1. Natural Air Cooling and Forced Air Cooling
In PCB design for switching power supplies, two common cooling methods are natural air cooling and forced air cooling. For natural air cooling, heat sinks should be installed with their fins oriented vertically. If feasible, add several ventilation holes around the heat sink’s mounting area on the PCB to enhance air convection. Forced air cooling employs a fan to drive air convection, so the design of the air duct should align the heat sink’s fins with the fan’s exhaust direction. Near the exhaust fan, the thermal resistance of the heat sink is detailed in the table.
2. Metal PCB Board With the miniaturization of switching power supplies, surface-mount components are now widely used in crystal production, making it challenging to install heat sinks on power devices. The primary solution to this issue is employing metal PCB boards as the support for power devices. These boards include aluminum-based, iron-based, and copper-clad types. Their heat dissipation performance significantly surpasses that of traditional PCBs, allowing for SIVD element mounting. Additionally, copper core PCBs feature a copper plate insulation layer within the substrate, using high thermal conductivity epoxy glass fiber cloth adhesive or epoxy resin. They enable SMD components to be mounted on both sides, with high-power SMD components having their heat sinks directly welded to the metal PCB, utilizing the metal plate for heat dissipation.
3. Arrangement of Heating Elements The primary heating elements in switching power supplies include high-power semiconductor devices, their radiators, power conversion transformers, and high-power resistors. For optimal layout, arrange these elements from smallest to largest based on heat generation. Devices with lower calorific values should be positioned higher up in the air duct’s wind direction, while those with higher heat generation should be closer to the exhaust fan. To enhance production efficiency, multiple power devices are often fixed on a single large heat sink, which should be placed as close to the PCB edge as possible, maintaining a distance of at least 1 cm from the enclosure or other components. If several large heat sinks are present on one board, they should be aligned parallel to each other and the air duct’s wind direction. In vertical arrangements, place less heat-generating devices in lower layers and those with higher heat output higher up. Ensure that heat-generating components are positioned as far as possible from temperature-sensitive components, like electrolytic capacitors, in the PCB layout.

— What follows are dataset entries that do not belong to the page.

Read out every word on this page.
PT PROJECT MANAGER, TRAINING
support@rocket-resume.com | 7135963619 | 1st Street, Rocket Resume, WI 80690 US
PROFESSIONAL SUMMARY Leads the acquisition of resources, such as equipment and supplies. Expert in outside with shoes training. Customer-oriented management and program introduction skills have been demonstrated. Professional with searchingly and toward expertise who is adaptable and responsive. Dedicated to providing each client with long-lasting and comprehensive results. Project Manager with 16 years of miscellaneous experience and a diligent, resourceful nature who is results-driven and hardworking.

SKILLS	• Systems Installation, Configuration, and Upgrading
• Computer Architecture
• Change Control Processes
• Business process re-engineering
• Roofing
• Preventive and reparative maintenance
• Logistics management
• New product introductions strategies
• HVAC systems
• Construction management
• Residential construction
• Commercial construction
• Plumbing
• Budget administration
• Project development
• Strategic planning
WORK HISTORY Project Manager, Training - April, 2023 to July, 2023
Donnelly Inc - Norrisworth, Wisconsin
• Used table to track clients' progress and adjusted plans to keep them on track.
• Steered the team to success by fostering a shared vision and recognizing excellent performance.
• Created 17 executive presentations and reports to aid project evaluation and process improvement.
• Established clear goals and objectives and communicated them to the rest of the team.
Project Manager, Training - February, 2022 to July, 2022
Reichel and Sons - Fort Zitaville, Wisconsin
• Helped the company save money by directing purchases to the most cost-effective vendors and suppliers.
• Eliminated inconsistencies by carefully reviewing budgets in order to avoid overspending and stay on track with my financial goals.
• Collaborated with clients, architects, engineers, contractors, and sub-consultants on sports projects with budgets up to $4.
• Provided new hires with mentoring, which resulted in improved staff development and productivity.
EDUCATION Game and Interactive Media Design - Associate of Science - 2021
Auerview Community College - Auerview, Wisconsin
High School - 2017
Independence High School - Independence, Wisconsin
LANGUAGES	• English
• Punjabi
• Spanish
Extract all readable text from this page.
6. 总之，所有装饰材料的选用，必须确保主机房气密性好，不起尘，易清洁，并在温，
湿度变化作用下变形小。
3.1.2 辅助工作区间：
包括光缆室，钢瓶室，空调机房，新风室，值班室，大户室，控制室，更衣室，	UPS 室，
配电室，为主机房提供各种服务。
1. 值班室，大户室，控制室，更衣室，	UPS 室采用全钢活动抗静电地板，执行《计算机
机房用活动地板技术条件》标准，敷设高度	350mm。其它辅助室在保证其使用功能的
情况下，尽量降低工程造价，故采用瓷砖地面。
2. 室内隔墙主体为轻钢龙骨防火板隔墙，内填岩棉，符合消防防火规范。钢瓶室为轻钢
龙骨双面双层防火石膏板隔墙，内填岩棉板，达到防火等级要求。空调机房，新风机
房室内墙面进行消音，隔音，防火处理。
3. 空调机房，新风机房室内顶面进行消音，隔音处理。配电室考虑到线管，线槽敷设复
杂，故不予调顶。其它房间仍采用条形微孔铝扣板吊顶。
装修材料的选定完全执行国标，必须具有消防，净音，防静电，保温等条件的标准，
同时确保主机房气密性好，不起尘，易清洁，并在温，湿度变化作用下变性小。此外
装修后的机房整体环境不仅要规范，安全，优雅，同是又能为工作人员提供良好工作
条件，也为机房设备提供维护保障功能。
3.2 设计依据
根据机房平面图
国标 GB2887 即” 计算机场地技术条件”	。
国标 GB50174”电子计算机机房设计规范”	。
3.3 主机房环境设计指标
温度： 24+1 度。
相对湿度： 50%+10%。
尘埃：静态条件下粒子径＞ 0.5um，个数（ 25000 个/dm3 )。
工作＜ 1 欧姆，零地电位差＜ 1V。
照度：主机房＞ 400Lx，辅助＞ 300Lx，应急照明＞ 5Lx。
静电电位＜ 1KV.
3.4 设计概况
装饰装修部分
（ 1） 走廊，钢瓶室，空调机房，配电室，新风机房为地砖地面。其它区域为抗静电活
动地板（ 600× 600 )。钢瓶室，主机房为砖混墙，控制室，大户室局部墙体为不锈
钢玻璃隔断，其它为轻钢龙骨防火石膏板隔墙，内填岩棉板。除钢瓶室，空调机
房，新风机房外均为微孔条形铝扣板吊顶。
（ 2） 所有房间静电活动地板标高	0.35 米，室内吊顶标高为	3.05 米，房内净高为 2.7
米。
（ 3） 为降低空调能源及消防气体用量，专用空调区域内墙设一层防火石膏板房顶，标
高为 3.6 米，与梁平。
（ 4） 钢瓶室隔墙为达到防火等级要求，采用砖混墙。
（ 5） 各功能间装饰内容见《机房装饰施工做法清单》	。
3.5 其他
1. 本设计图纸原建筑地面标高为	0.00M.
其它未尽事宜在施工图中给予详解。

In PCB design for switching power supplies, two common cooling methods are natural air cooling and forced air cooling. For natural air cooling, heat sinks should be installed with their fins oriented vertically. If feasible, add several ventilation holes around the heat sink’s mounting area on the PCB to enhance air convection. Forced air cooling employs a fan to drive air convection, so the design of the air duct should align the heat sink’s fins with the fan’s exhaust direction. Near the exhaust fan, the thermal resistance of the heat sink is detailed in the table.
2. Metal PCB Board With the miniaturization of switching power supplies, surface-mount components are now widely used in crystal production, making it challenging to install heat sinks on power devices. The primary solution to this issue is employing metal PCB boards as the support for power devices. These boards include aluminum-based, iron-based, and copper-clad types. Their heat dissipation performance significantly surpasses that of traditional PCBs, allowing for SIVD element mounting. Additionally, copper core PCBs feature a copper plate insulation layer within the substrate, using high thermal conductivity epoxy glass fiber cloth adhesive or epoxy resin. They enable SMD components to be mounted on both sides, with high-power SMD components having their heat sinks directly welded to the metal PCB, utilizing the metal plate for heat dissipation.
3. Arrangement of Heating Elements The primary heating elements in switching power supplies include high-power semiconductor devices, their radiators, power conversion transformers, and high-power resistors. For optimal layout, arrange these elements from smallest to largest based on heat generation. Devices with lower calorific values should be positioned higher up in the air duct’s wind direction, while those with higher heat generation should be closer to the exhaust fan. To enhance production efficiency, multiple power devices are often fixed on a single large heat sink, which should be placed as close to the PCB edge as possible, maintaining a distance of at least 1 cm from the enclosure or other components. If several large heat sinks are present on one board, they should be aligned parallel to each other and the air duct’s wind direction. In vertical arrangements, place less heat-generating devices in lower layers and those with higher heat output higher up. Ensure that heat-generating components are positioned as far as possible from temperature-sensitive components, like electrolytic capacitors, in the PCB layout.